Tech tycoons who like to back winners are lurching to the right.
Marc Andreessen and Ben Horowitz, founders of a venture fund backing startups like OpenAI and SpaceX, are the latest Silicon Valley giants pledging to finance Donald Trump’s presidential campaign.
So what? Parts of Northern California are turning purple. In 2020 San Francisco was declared “the bluest part of California” and Joe Biden took 86 per cent of the vote. Four years on, Silicon Valley’s blue wall is crumbling thanks largely to a vocal group of high-profile Trump backers.
“Silicon Valley likes to present as liberal, but folks here are really libertarian disruptors and free market mavens in their ethos,” the venture capitalist Jason Calacanis tells Wired. The wave of recent Republican support reveals a conservatism that has long been present – it’s just no longer taboo.
- On Monday former Democrat Elon Musk said he planned to commit around $45 million a month to a new, Trump-backing super political-action committee called America PAC. Andreesen and Horowitz followed suit a day later.
- America PAC has already raised more than $8.7 million from 13 tech titans including the Winklevoss twins (early investors in Facebook); Doug Leone, former managing partner of Sequoia Capital; and Palantir co-founder Joe Lonsdale.
- Last month Trump and JD Vance, now his VP pick, travelled to a $50,000-a- head fundraiser at a San Francisco mansion hosted by former-Democrat tech investors David Sacks and Chamath Palihapitiya. Sacks once said Trump’s actions during the January 6th riots made him unelectable. The event raised $12 million for the Trump campaign.
- Ross Gerber, a Silicon Valley investor and a Democrat, says the billionaires backing Trump are in a minority in tech, and many Biden-backing businesspeople are staying silent because wading into politics is toxic and “bad for business”.
- As of this month Democrats were receiving more money from tech firms than during the previous election cycle. LinkedIn co-founder Reid Hoffman and venture capitalist Vinod Khosla are among the high-profile entrepreneurs sticking with Biden.
- Peter Thiel, once a lonely Republican voice in tech and a major financial backer of the 2016 Trump campaign, has said he won’t give money to America PAC and will only vote Trump “if you hold a gun to my head”.
But PAC America could signal a sea change. The voices backing Trump today are influential – and vastly wealthy.

Why now? The startup tech sector grew eight-fold between 2012 and 2022 to $344 billion. It’s now stagnating thanks to high interest rates, which slowed the flow of capital. Biden’s detractors blame him, and they’ve been spooked by his recent policy proposals, including:
- High taxes. In March, Biden proposed $5 trillion in additional taxes on corporations and high earners over the next decade. That included a 25 per cent “billionaire tax” on holdings that could include startup stock. “Biden has a disdain towards rich people, and he’s made that disdain clear, and it’s also alienated people like me who are traditional liberal Democrats,” Gerber says.
- AI regulation. An open letter from founders and investors last November accused Biden of stifling innovation in his attempt to create safeguards around the development of AI.
- Competition crackdown.
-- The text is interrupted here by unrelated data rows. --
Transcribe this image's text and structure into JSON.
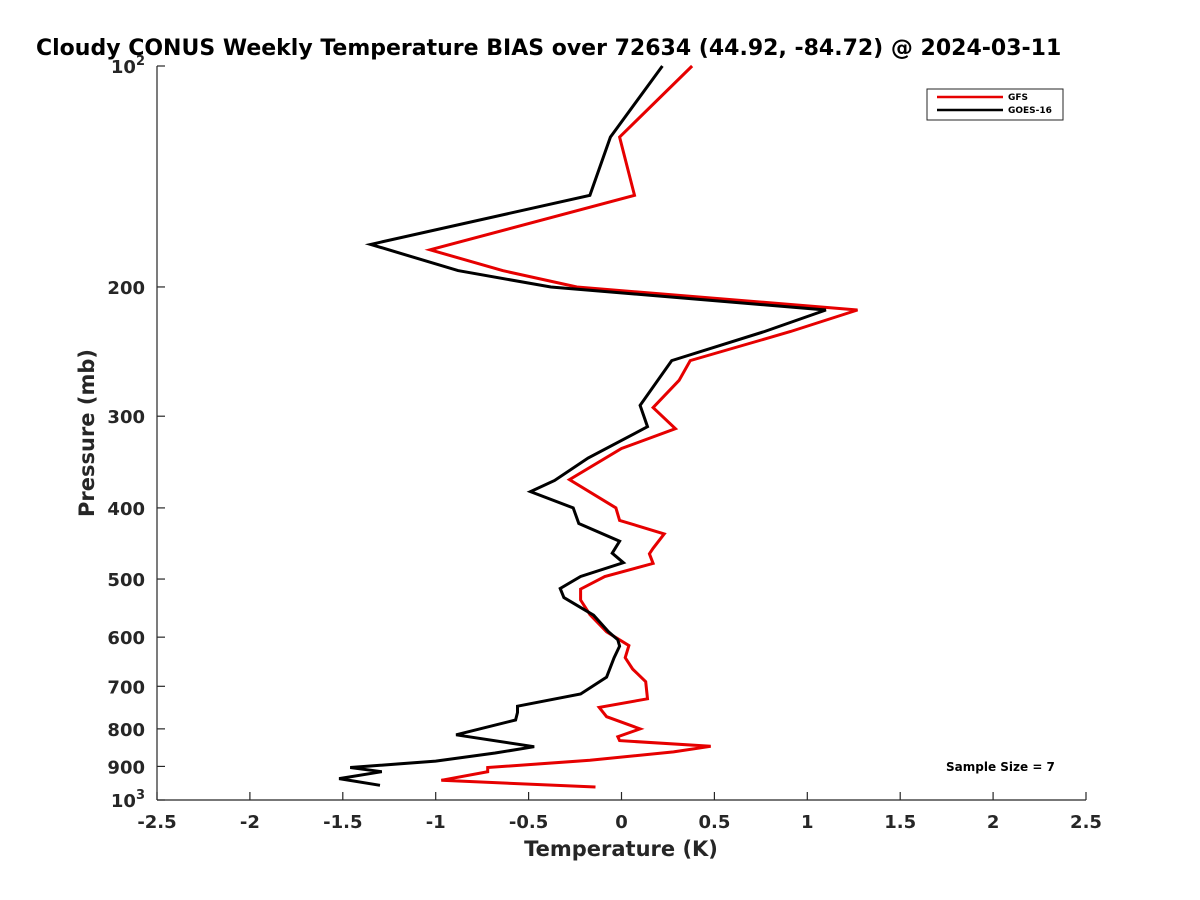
{
  "chart_data": {
    "type": "line",
    "title": "Cloudy CONUS Weekly Temperature BIAS over 72634 (44.92, -84.72) @ 2024-03-11",
    "xlabel": "Temperature (K)",
    "ylabel": "Pressure (mb)",
    "xlim": [
      -2.5,
      2.5
    ],
    "ylim": [
      1000,
      100
    ],
    "yscale": "log",
    "grid": false,
    "legend_position": "top-right",
    "x_ticks": [
      "-2.5",
      "-2",
      "-1.5",
      "-1",
      "-0.5",
      "0",
      "0.5",
      "1",
      "1.5",
      "2",
      "2.5"
    ],
    "x_tick_values": [
      -2.5,
      -2,
      -1.5,
      -1,
      -0.5,
      0,
      0.5,
      1,
      1.5,
      2,
      2.5
    ],
    "y_ticks": [
      {
        "value": 100,
        "base": "10",
        "exp": "2"
      },
      {
        "value": 200,
        "label": "200"
      },
      {
        "value": 300,
        "label": "300"
      },
      {
        "value": 400,
        "label": "400"
      },
      {
        "value": 500,
        "label": "500"
      },
      {
        "value": 600,
        "label": "600"
      },
      {
        "value": 700,
        "label": "700"
      },
      {
        "value": 800,
        "label": "800"
      },
      {
        "value": 900,
        "label": "900"
      },
      {
        "value": 1000,
        "base": "10",
        "exp": "3"
      }
    ],
    "annotation": "Sample Size = 7",
    "series": [
      {
        "name": "GFS",
        "color": "#e60000",
        "points": [
          [
            0.38,
            100
          ],
          [
            -0.01,
            125
          ],
          [
            0.07,
            150
          ],
          [
            -1.03,
            178
          ],
          [
            -0.64,
            190
          ],
          [
            -0.24,
            200
          ],
          [
            1.27,
            215
          ],
          [
            0.91,
            230
          ],
          [
            0.37,
            252
          ],
          [
            0.31,
            268
          ],
          [
            0.17,
            292
          ],
          [
            0.29,
            312
          ],
          [
            0.0,
            332
          ],
          [
            -0.28,
            366
          ],
          [
            -0.03,
            400
          ],
          [
            -0.01,
            416
          ],
          [
            0.23,
            434
          ],
          [
            0.17,
            454
          ],
          [
            0.15,
            462
          ],
          [
            0.17,
            476
          ],
          [
            -0.09,
            496
          ],
          [
            -0.22,
            516
          ],
          [
            -0.22,
            534
          ],
          [
            -0.17,
            559
          ],
          [
            -0.08,
            590
          ],
          [
            0.04,
            616
          ],
          [
            0.02,
            640
          ],
          [
            0.06,
            663
          ],
          [
            0.13,
            690
          ],
          [
            0.14,
            728
          ],
          [
            -0.12,
            748
          ],
          [
            -0.08,
            770
          ],
          [
            0.1,
            800
          ],
          [
            -0.02,
            820
          ],
          [
            -0.01,
            830
          ],
          [
            0.48,
            845
          ],
          [
            0.28,
            860
          ],
          [
            -0.17,
            883
          ],
          [
            -0.72,
            903
          ],
          [
            -0.72,
            915
          ],
          [
            -0.97,
            940
          ],
          [
            -0.14,
            960
          ]
        ]
      },
      {
        "name": "GOES-16",
        "color": "#000000",
        "points": [
          [
            0.22,
            100
          ],
          [
            -0.06,
            125
          ],
          [
            -0.17,
            150
          ],
          [
            -1.35,
            175
          ],
          [
            -0.88,
            190
          ],
          [
            -0.38,
            200
          ],
          [
            1.1,
            215
          ],
          [
            0.77,
            230
          ],
          [
            0.27,
            252
          ],
          [
            0.1,
            290
          ],
          [
            0.14,
            310
          ],
          [
            -0.18,
            342
          ],
          [
            -0.36,
            367
          ],
          [
            -0.49,
            380
          ],
          [
            -0.26,
            400
          ],
          [
            -0.23,
            420
          ],
          [
            -0.01,
            444
          ],
          [
            -0.05,
            461
          ],
          [
            0.01,
            475
          ],
          [
            -0.22,
            496
          ],
          [
            -0.33,
            515
          ],
          [
            -0.31,
            530
          ],
          [
            -0.15,
            560
          ],
          [
            -0.07,
            590
          ],
          [
            -0.02,
            605
          ],
          [
            -0.01,
            617
          ],
          [
            -0.04,
            640
          ],
          [
            -0.08,
            680
          ],
          [
            -0.22,
            717
          ],
          [
            -0.56,
            745
          ],
          [
            -0.56,
            760
          ],
          [
            -0.57,
            778
          ],
          [
            -0.89,
            815
          ],
          [
            -0.47,
            846
          ],
          [
            -0.68,
            863
          ],
          [
            -1.0,
            885
          ],
          [
            -1.46,
            903
          ],
          [
            -1.29,
            915
          ],
          [
            -1.52,
            935
          ],
          [
            -1.3,
            955
          ]
        ]
      }
    ]
  }
}
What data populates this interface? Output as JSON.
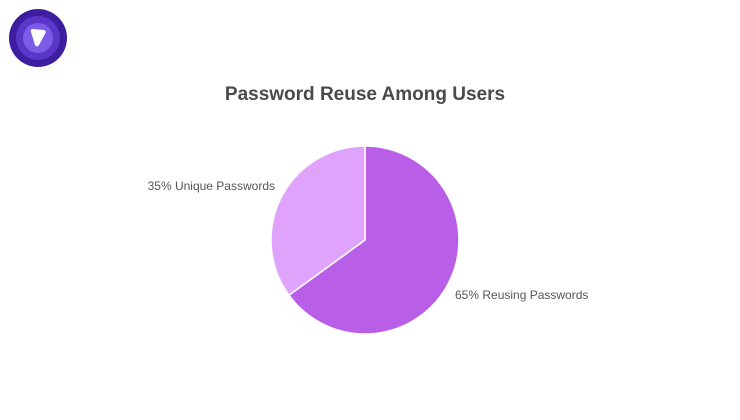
{
  "chart_data": {
    "type": "pie",
    "title": "Password Reuse Among Users",
    "slices": [
      {
        "label": "65% Reusing Passwords",
        "value": 65,
        "color": "#b95ee6"
      },
      {
        "label": "35% Unique Passwords",
        "value": 35,
        "color": "#e0a3fb"
      }
    ],
    "legend": "none"
  },
  "logo": {
    "colors": [
      "#3d1ea0",
      "#5a36c9",
      "#7b5be8",
      "#ffffff"
    ]
  }
}
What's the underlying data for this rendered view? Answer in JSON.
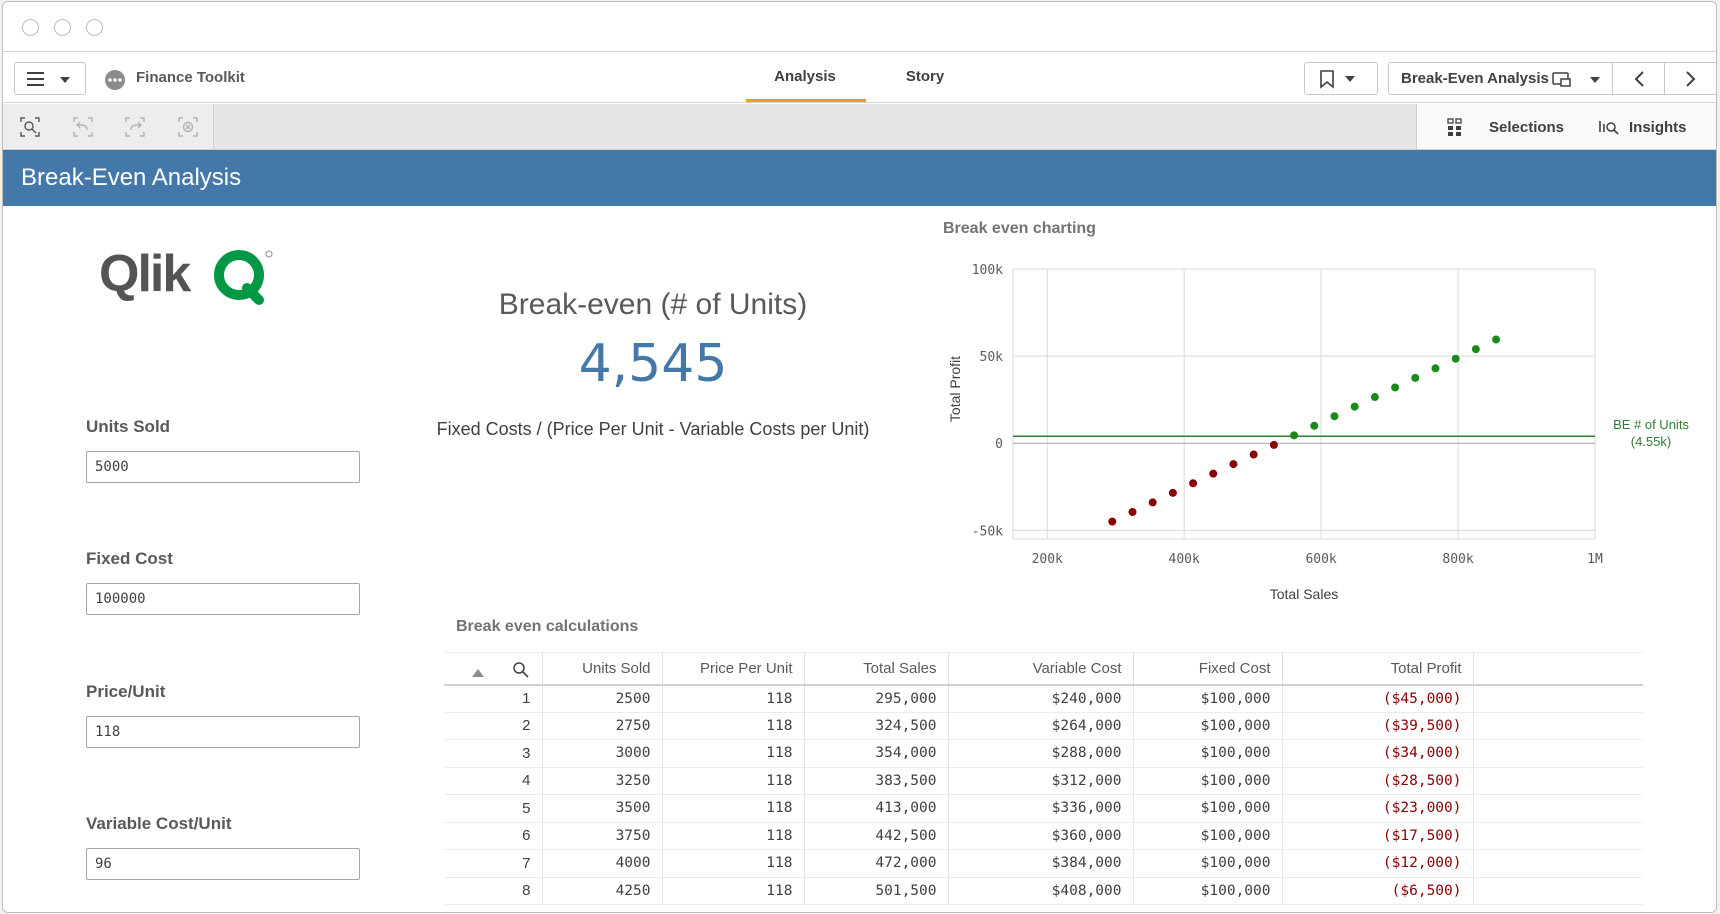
{
  "app": {
    "name": "Finance Toolkit",
    "tabs": [
      {
        "label": "Analysis",
        "active": true
      },
      {
        "label": "Story",
        "active": false
      }
    ],
    "sheet_selector": "Break-Even Analysis",
    "selections_label": "Selections",
    "insights_label": "Insights",
    "accent_color": "#f8981d"
  },
  "banner": {
    "title": "Break-Even Analysis",
    "color": "#4477aa"
  },
  "logo": {
    "text": "Qlik",
    "brand_color": "#009845"
  },
  "inputs": [
    {
      "label": "Units Sold",
      "value": "5000"
    },
    {
      "label": "Fixed Cost",
      "value": "100000"
    },
    {
      "label": "Price/Unit",
      "value": "118"
    },
    {
      "label": "Variable Cost/Unit",
      "value": "96"
    }
  ],
  "kpi": {
    "title": "Break-even (# of Units)",
    "value": "4,545",
    "formula": "Fixed Costs / (Price Per Unit - Variable Costs per Unit)"
  },
  "chart_title": "Break even charting",
  "table_title": "Break even calculations",
  "chart_data": {
    "type": "scatter",
    "xlabel": "Total Sales",
    "ylabel": "Total Profit",
    "xlim": [
      150000,
      1000000
    ],
    "ylim": [
      -55000,
      100000
    ],
    "x_ticks": [
      "200k",
      "400k",
      "600k",
      "800k",
      "1M"
    ],
    "x_tick_values": [
      200000,
      400000,
      600000,
      800000,
      1000000
    ],
    "y_ticks": [
      "100k",
      "50k",
      "0",
      "-50k"
    ],
    "y_tick_values": [
      100000,
      50000,
      0,
      -50000
    ],
    "grid": true,
    "reference_line": {
      "label": "BE # of Units",
      "sublabel": "(4.55k)",
      "y": 4000,
      "color": "#2e7d32"
    },
    "points": [
      {
        "x": 295000,
        "y": -45000
      },
      {
        "x": 324500,
        "y": -39500
      },
      {
        "x": 354000,
        "y": -34000
      },
      {
        "x": 383500,
        "y": -28500
      },
      {
        "x": 413000,
        "y": -23000
      },
      {
        "x": 442500,
        "y": -17500
      },
      {
        "x": 472000,
        "y": -12000
      },
      {
        "x": 501500,
        "y": -6500
      },
      {
        "x": 531000,
        "y": -1000
      },
      {
        "x": 560500,
        "y": 4500
      },
      {
        "x": 590000,
        "y": 10000
      },
      {
        "x": 619500,
        "y": 15500
      },
      {
        "x": 649000,
        "y": 21000
      },
      {
        "x": 678500,
        "y": 26500
      },
      {
        "x": 708000,
        "y": 32000
      },
      {
        "x": 737500,
        "y": 37500
      },
      {
        "x": 767000,
        "y": 43000
      },
      {
        "x": 796500,
        "y": 48500
      },
      {
        "x": 826000,
        "y": 54000
      },
      {
        "x": 855500,
        "y": 59500
      }
    ],
    "negative_color": "#8b0000",
    "positive_color": "#1a8a1a"
  },
  "table": {
    "columns": [
      "",
      "Units Sold",
      "Price Per Unit",
      "Total Sales",
      "Variable Cost",
      "Fixed Cost",
      "Total Profit"
    ],
    "rows": [
      [
        "1",
        "2500",
        "118",
        "295,000",
        "$240,000",
        "$100,000",
        "($45,000)"
      ],
      [
        "2",
        "2750",
        "118",
        "324,500",
        "$264,000",
        "$100,000",
        "($39,500)"
      ],
      [
        "3",
        "3000",
        "118",
        "354,000",
        "$288,000",
        "$100,000",
        "($34,000)"
      ],
      [
        "4",
        "3250",
        "118",
        "383,500",
        "$312,000",
        "$100,000",
        "($28,500)"
      ],
      [
        "5",
        "3500",
        "118",
        "413,000",
        "$336,000",
        "$100,000",
        "($23,000)"
      ],
      [
        "6",
        "3750",
        "118",
        "442,500",
        "$360,000",
        "$100,000",
        "($17,500)"
      ],
      [
        "7",
        "4000",
        "118",
        "472,000",
        "$384,000",
        "$100,000",
        "($12,000)"
      ],
      [
        "8",
        "4250",
        "118",
        "501,500",
        "$408,000",
        "$100,000",
        "($6,500)"
      ]
    ]
  }
}
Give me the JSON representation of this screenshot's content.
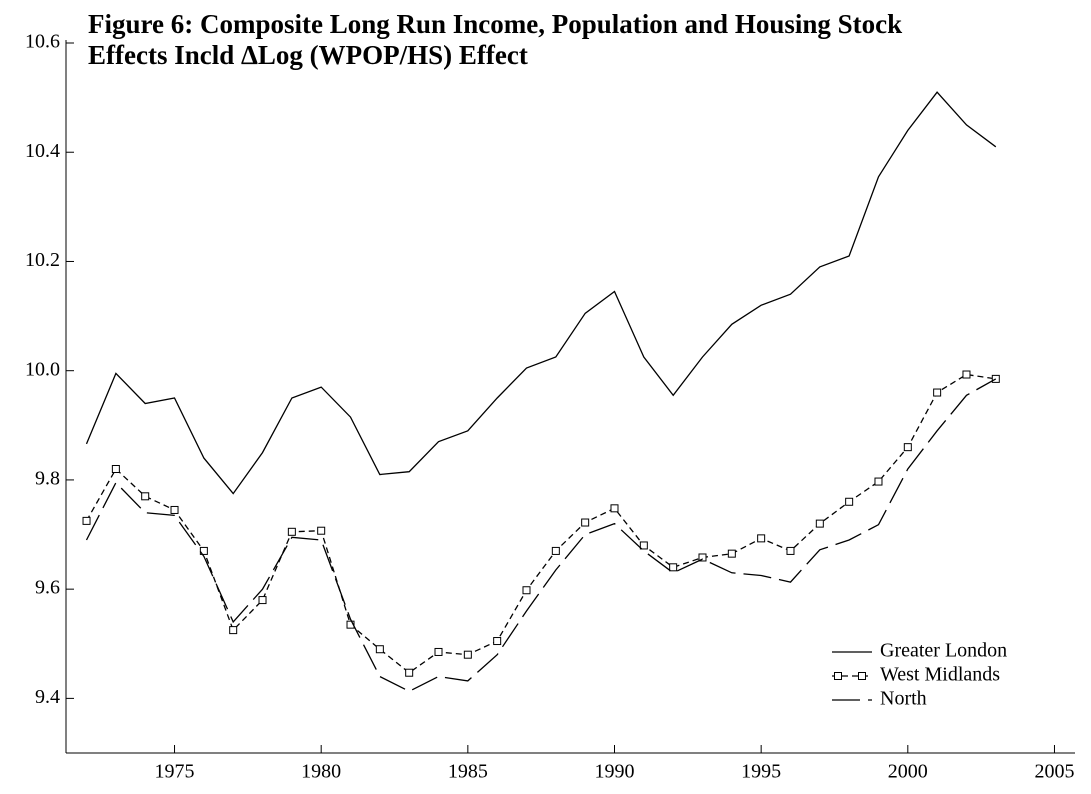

Democratic regulators have promised to crack down on anti-competitive practices in AI, setting the stage for antitrust probes into Nvidia, Microsoft and OpenAI – a push led by the Biden-appointed chair of the Federal Trade Commission, Linda Khan.
Vance’s stance. JD Vance was briefly a venture capitalist in San Francisco before entering politics, and he owns stakes in a Catholic meditation app and Rumble, the right-wing social media app. Tech leaders hailed his appointment; Musk said it “resounds with victory”. But he’s not the libertarian business leaders might be dreaming of.
- Vance has praised Khan – the FTC chair with a reputation for tech busting. In February he said she was “doing a pretty good job”.
- He’s called for Congress to row back aspects of Section 230, which shields tech platforms from liability for content posted by users.
What’s more. The real issue facing Silicon Valley is Biden’s “cognitive decline,” Gerber says. “People don’t want to come out and say that they’re for Biden.” If another Democratic candidate took his place, “I think you’d see real money people backing [the Democrats].”